“Photographs, which cannot themselves explain anything, are inexhaustible invitations to deduction, speculation, and fantasy.”
– Susan Sontag
I’m reading Sontag’s seminal work “On Photography” and finding it thought provoking.
She is making a point here that our photograph-dominated culture has created a view of social reality that is a series of unrelated anecdotes, undermining a sense of continuity. Each photograph is a discrete and arbitrary framing of reality which presents us with the opportunity to seek what is beyond it. The photograph hides more than it reveals – it can never reveal the underlying reality of what it depicts. Instead it presents a surface level view, which invites the “deduction, speculation, and fantasy” mentioned above.
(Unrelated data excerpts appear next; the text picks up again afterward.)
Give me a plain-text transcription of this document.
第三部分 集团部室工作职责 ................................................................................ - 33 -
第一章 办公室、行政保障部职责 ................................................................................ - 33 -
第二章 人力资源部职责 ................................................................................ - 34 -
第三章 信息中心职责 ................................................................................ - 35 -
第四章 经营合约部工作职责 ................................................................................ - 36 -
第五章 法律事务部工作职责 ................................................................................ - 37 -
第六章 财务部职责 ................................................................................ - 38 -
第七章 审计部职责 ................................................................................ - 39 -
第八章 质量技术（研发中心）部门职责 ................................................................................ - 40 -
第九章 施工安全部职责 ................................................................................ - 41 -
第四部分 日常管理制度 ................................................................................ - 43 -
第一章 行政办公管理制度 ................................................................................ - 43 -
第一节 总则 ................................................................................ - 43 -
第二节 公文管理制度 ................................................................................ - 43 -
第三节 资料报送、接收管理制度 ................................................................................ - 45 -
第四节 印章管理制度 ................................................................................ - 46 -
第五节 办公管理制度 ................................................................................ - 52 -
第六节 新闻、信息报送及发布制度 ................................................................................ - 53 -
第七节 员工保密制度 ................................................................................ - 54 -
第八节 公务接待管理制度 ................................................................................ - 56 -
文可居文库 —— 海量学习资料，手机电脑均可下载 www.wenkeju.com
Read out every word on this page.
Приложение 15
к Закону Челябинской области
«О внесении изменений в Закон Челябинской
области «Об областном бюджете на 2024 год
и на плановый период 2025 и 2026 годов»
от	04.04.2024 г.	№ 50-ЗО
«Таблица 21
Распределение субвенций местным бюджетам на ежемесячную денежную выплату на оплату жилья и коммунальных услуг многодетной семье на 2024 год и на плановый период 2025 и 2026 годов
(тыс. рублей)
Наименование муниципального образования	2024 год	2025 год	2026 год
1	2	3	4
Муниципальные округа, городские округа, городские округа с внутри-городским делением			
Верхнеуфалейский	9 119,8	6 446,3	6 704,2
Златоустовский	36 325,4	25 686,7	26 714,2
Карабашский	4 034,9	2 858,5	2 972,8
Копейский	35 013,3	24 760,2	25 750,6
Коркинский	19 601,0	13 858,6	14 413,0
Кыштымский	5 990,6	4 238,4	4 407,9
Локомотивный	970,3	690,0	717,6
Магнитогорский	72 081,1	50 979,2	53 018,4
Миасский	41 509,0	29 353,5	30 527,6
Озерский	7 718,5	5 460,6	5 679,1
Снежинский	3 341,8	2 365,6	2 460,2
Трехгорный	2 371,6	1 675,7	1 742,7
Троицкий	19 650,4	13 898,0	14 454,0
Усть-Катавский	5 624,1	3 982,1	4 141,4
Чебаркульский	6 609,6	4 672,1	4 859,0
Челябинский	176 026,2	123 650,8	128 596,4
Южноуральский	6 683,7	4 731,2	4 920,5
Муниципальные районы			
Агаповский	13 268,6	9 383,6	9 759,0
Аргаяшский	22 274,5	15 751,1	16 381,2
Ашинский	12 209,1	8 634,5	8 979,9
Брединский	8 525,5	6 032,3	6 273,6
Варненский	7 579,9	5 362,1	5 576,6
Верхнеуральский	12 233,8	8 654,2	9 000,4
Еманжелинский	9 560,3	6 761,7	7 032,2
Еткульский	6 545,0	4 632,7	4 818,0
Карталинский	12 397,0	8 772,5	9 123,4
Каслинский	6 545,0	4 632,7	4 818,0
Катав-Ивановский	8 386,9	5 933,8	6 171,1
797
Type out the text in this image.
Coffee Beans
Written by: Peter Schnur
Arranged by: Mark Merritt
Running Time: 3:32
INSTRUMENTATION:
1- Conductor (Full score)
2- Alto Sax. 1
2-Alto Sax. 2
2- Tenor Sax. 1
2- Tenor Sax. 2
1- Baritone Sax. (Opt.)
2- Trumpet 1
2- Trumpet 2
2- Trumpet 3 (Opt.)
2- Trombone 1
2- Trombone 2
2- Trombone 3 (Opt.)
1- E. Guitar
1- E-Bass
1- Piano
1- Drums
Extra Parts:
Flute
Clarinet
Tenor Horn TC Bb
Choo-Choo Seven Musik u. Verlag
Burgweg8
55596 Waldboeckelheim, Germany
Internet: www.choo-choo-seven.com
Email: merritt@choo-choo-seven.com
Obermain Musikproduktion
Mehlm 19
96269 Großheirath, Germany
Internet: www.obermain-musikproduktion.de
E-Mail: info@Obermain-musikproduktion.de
Therein lies our fascination with the medium. I think there is a unique relationship between photography and the world that does not exist between painting and it’s subjects. There is a literal and obvious way in which the camera records reality – initially we are tempted to accept what the camera captures as reality. Yet a photogaph’s ability to explain reality is so compromised that it inevitably triggers our efforts to understand the underlying story in a way which is irresistible.
Sontag accuses industrial nations of turning their citizens into “image-junkies” which she terms the most irresistible form of “mental pollution”.
More on this to come… but I find her discussion of the way in which photography has changed how we see and actually experience the world around us fascinating. I hope I’m not contributing too much to the sea of mental pollution out there!